((Backdated to the afternoon of November 2nd - couple days after Halloween, of course.))
He'd finally lost.
His hands were moving of their own accord, the armored fingers curling around Paco's throat. Through the blue haze that locked him away, he could only watch his own hands try to choke the life out of his best friend. He struggled to remain, to not get swallowed by the blue fire that was trying to consume him, pull him out of his own head. The scarab - what personality it had developed in the months it was part of him - had already been consumed by the Reach programming. It had sacrificed itself to buy him some time. But that time was running out, and he could feel it wearing him down, feel it erasing him--
"Jaime!" he heard his mother scream, and Paco was dropped, and his body lunged, and Jaime's own scream could only be heard in his mind.
"GAAAAAAH!"
Jaime sat up in bed, shaking, wrapping his arms around himself as he leaned forward, gasping for air and trying to calm his racing heartbeat. Wiping his bangs out of his eyes - they were damp with sweat - he blinked as he took in his surroundings. Just a dream. Another dream. What was this, the fifth one since breakfast?
He grabbed his watch off the bedside table and groaned. Twenty minutes. He'd only been out for twenty minutes. That light Lola had sent yesterday had helped, but while his own nightmares had gone away, they were replaced by nightmares that made no sense - although he suspected that they might not be his nightmares the way the scarab was freaking out. Not that it could tell him while it was quietly panicking in the back of his head. He suspected that it didn't know what was going on either, and it did not like that one bit. Hence, the generalized freaking out.
Burying his face in his hands, Jaime groaned. This had to stop. He'd been trying to rest, trying to take it easy, but nothing was working - and he was actually feeling worse. Felt like between the fatigue and headaches and nightmares, he'd caught a cold or something; he was pretty sure he was running a fever at this point, and he hadn't been able to stomach much in the way of food. He needed to talk to Lola, he really did, but he needed to be able to think first. He needed to get some sleep. As much as he didn't like the idea, a trip to the Hospital Wing was probably in order. He didn't have to mention the scarab, just the sleeping patterns. There had to be some way to get an uninterrupted night's sleep.
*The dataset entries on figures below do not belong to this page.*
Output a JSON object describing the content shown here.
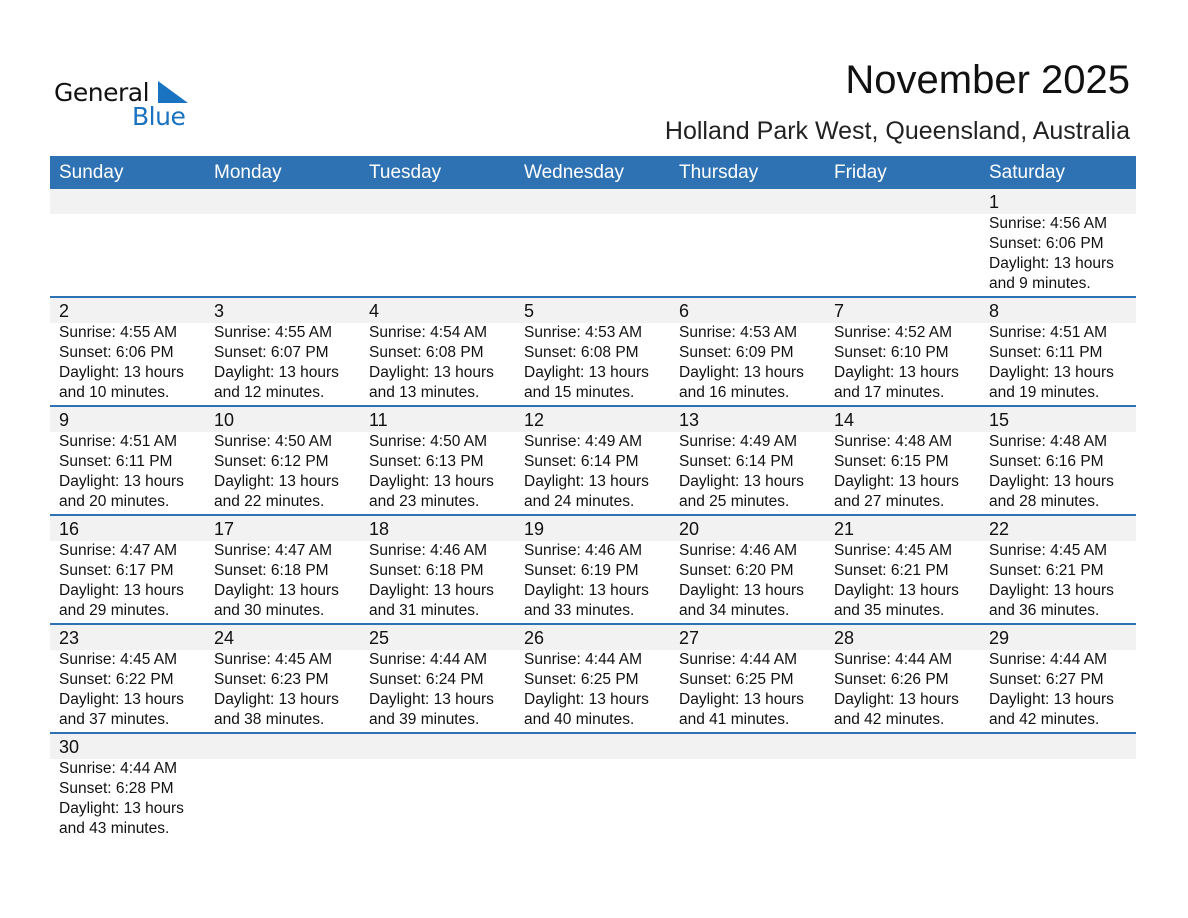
{
  "logo": {
    "general": "General",
    "blue": "Blue"
  },
  "header": {
    "title": "November 2025",
    "location": "Holland Park West, Queensland, Australia"
  },
  "weekdays": [
    "Sunday",
    "Monday",
    "Tuesday",
    "Wednesday",
    "Thursday",
    "Friday",
    "Saturday"
  ],
  "colors": {
    "accent": "#2e72b3",
    "band": "#f2f2f2"
  },
  "weeks": [
    [
      null,
      null,
      null,
      null,
      null,
      null,
      {
        "day": "1",
        "sunrise": "Sunrise: 4:56 AM",
        "sunset": "Sunset: 6:06 PM",
        "daylight": "Daylight: 13 hours",
        "minutes": "and 9 minutes."
      }
    ],
    [
      {
        "day": "2",
        "sunrise": "Sunrise: 4:55 AM",
        "sunset": "Sunset: 6:06 PM",
        "daylight": "Daylight: 13 hours",
        "minutes": "and 10 minutes."
      },
      {
        "day": "3",
        "sunrise": "Sunrise: 4:55 AM",
        "sunset": "Sunset: 6:07 PM",
        "daylight": "Daylight: 13 hours",
        "minutes": "and 12 minutes."
      },
      {
        "day": "4",
        "sunrise": "Sunrise: 4:54 AM",
        "sunset": "Sunset: 6:08 PM",
        "daylight": "Daylight: 13 hours",
        "minutes": "and 13 minutes."
      },
      {
        "day": "5",
        "sunrise": "Sunrise: 4:53 AM",
        "sunset": "Sunset: 6:08 PM",
        "daylight": "Daylight: 13 hours",
        "minutes": "and 15 minutes."
      },
      {
        "day": "6",
        "sunrise": "Sunrise: 4:53 AM",
        "sunset": "Sunset: 6:09 PM",
        "daylight": "Daylight: 13 hours",
        "minutes": "and 16 minutes."
      },
      {
        "day": "7",
        "sunrise": "Sunrise: 4:52 AM",
        "sunset": "Sunset: 6:10 PM",
        "daylight": "Daylight: 13 hours",
        "minutes": "and 17 minutes."
      },
      {
        "day": "8",
        "sunrise": "Sunrise: 4:51 AM",
        "sunset": "Sunset: 6:11 PM",
        "daylight": "Daylight: 13 hours",
        "minutes": "and 19 minutes."
      }
    ],
    [
      {
        "day": "9",
        "sunrise": "Sunrise: 4:51 AM",
        "sunset": "Sunset: 6:11 PM",
        "daylight": "Daylight: 13 hours",
        "minutes": "and 20 minutes."
      },
      {
        "day": "10",
        "sunrise": "Sunrise: 4:50 AM",
        "sunset": "Sunset: 6:12 PM",
        "daylight": "Daylight: 13 hours",
        "minutes": "and 22 minutes."
      },
      {
        "day": "11",
        "sunrise": "Sunrise: 4:50 AM",
        "sunset": "Sunset: 6:13 PM",
        "daylight": "Daylight: 13 hours",
        "minutes": "and 23 minutes."
      },
      {
        "day": "12",
        "sunrise": "Sunrise: 4:49 AM",
        "sunset": "Sunset: 6:14 PM",
        "daylight": "Daylight: 13 hours",
        "minutes": "and 24 minutes."
      },
      {
        "day": "13",
        "sunrise": "Sunrise: 4:49 AM",
        "sunset": "Sunset: 6:14 PM",
        "daylight": "Daylight: 13 hours",
        "minutes": "and 25 minutes."
      },
      {
        "day": "14",
        "sunrise": "Sunrise: 4:48 AM",
        "sunset": "Sunset: 6:15 PM",
        "daylight": "Daylight: 13 hours",
        "minutes": "and 27 minutes."
      },
      {
        "day": "15",
        "sunrise": "Sunrise: 4:48 AM",
        "sunset": "Sunset: 6:16 PM",
        "daylight": "Daylight: 13 hours",
        "minutes": "and 28 minutes."
      }
    ],
    [
      {
        "day": "16",
        "sunrise": "Sunrise: 4:47 AM",
        "sunset": "Sunset: 6:17 PM",
        "daylight": "Daylight: 13 hours",
        "minutes": "and 29 minutes."
      },
      {
        "day": "17",
        "sunrise": "Sunrise: 4:47 AM",
        "sunset": "Sunset: 6:18 PM",
        "daylight": "Daylight: 13 hours",
        "minutes": "and 30 minutes."
      },
      {
        "day": "18",
        "sunrise": "Sunrise: 4:46 AM",
        "sunset": "Sunset: 6:18 PM",
        "daylight": "Daylight: 13 hours",
        "minutes": "and 31 minutes."
      },
      {
        "day": "19",
        "sunrise": "Sunrise: 4:46 AM",
        "sunset": "Sunset: 6:19 PM",
        "daylight": "Daylight: 13 hours",
        "minutes": "and 33 minutes."
      },
      {
        "day": "20",
        "sunrise": "Sunrise: 4:46 AM",
        "sunset": "Sunset: 6:20 PM",
        "daylight": "Daylight: 13 hours",
        "minutes": "and 34 minutes."
      },
      {
        "day": "21",
        "sunrise": "Sunrise: 4:45 AM",
        "sunset": "Sunset: 6:21 PM",
        "daylight": "Daylight: 13 hours",
        "minutes": "and 35 minutes."
      },
      {
        "day": "22",
        "sunrise": "Sunrise: 4:45 AM",
        "sunset": "Sunset: 6:21 PM",
        "daylight": "Daylight: 13 hours",
        "minutes": "and 36 minutes."
      }
    ],
    [
      {
        "day": "23",
        "sunrise": "Sunrise: 4:45 AM",
        "sunset": "Sunset: 6:22 PM",
        "daylight": "Daylight: 13 hours",
        "minutes": "and 37 minutes."
      },
      {
        "day": "24",
        "sunrise": "Sunrise: 4:45 AM",
        "sunset": "Sunset: 6:23 PM",
        "daylight": "Daylight: 13 hours",
        "minutes": "and 38 minutes."
      },
      {
        "day": "25",
        "sunrise": "Sunrise: 4:44 AM",
        "sunset": "Sunset: 6:24 PM",
        "daylight": "Daylight: 13 hours",
        "minutes": "and 39 minutes."
      },
      {
        "day": "26",
        "sunrise": "Sunrise: 4:44 AM",
        "sunset": "Sunset: 6:25 PM",
        "daylight": "Daylight: 13 hours",
        "minutes": "and 40 minutes."
      },
      {
        "day": "27",
        "sunrise": "Sunrise: 4:44 AM",
        "sunset": "Sunset: 6:25 PM",
        "daylight": "Daylight: 13 hours",
        "minutes": "and 41 minutes."
      },
      {
        "day": "28",
        "sunrise": "Sunrise: 4:44 AM",
        "sunset": "Sunset: 6:26 PM",
        "daylight": "Daylight: 13 hours",
        "minutes": "and 42 minutes."
      },
      {
        "day": "29",
        "sunrise": "Sunrise: 4:44 AM",
        "sunset": "Sunset: 6:27 PM",
        "daylight": "Daylight: 13 hours",
        "minutes": "and 42 minutes."
      }
    ],
    [
      {
        "day": "30",
        "sunrise": "Sunrise: 4:44 AM",
        "sunset": "Sunset: 6:28 PM",
        "daylight": "Daylight: 13 hours",
        "minutes": "and 43 minutes."
      },
      null,
      null,
      null,
      null,
      null,
      null
    ]
  ]
}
Despite generally feeling like he'd been through the wringer, he managed to get up, get dressed and head out of Gryffindor without any assistance. It was slow going, but he managed it. The problem presented itself when he reached the moving staircases. He remembered the pattern, and when to hop on and off, but the problem was the moving part.
Which was why, when one of the stairs ground to a stop at a landing, he lost his balance and pitched forward, unable to catch himself or stop his plunge as he fell - right smack into the person who was about to come up the stairs.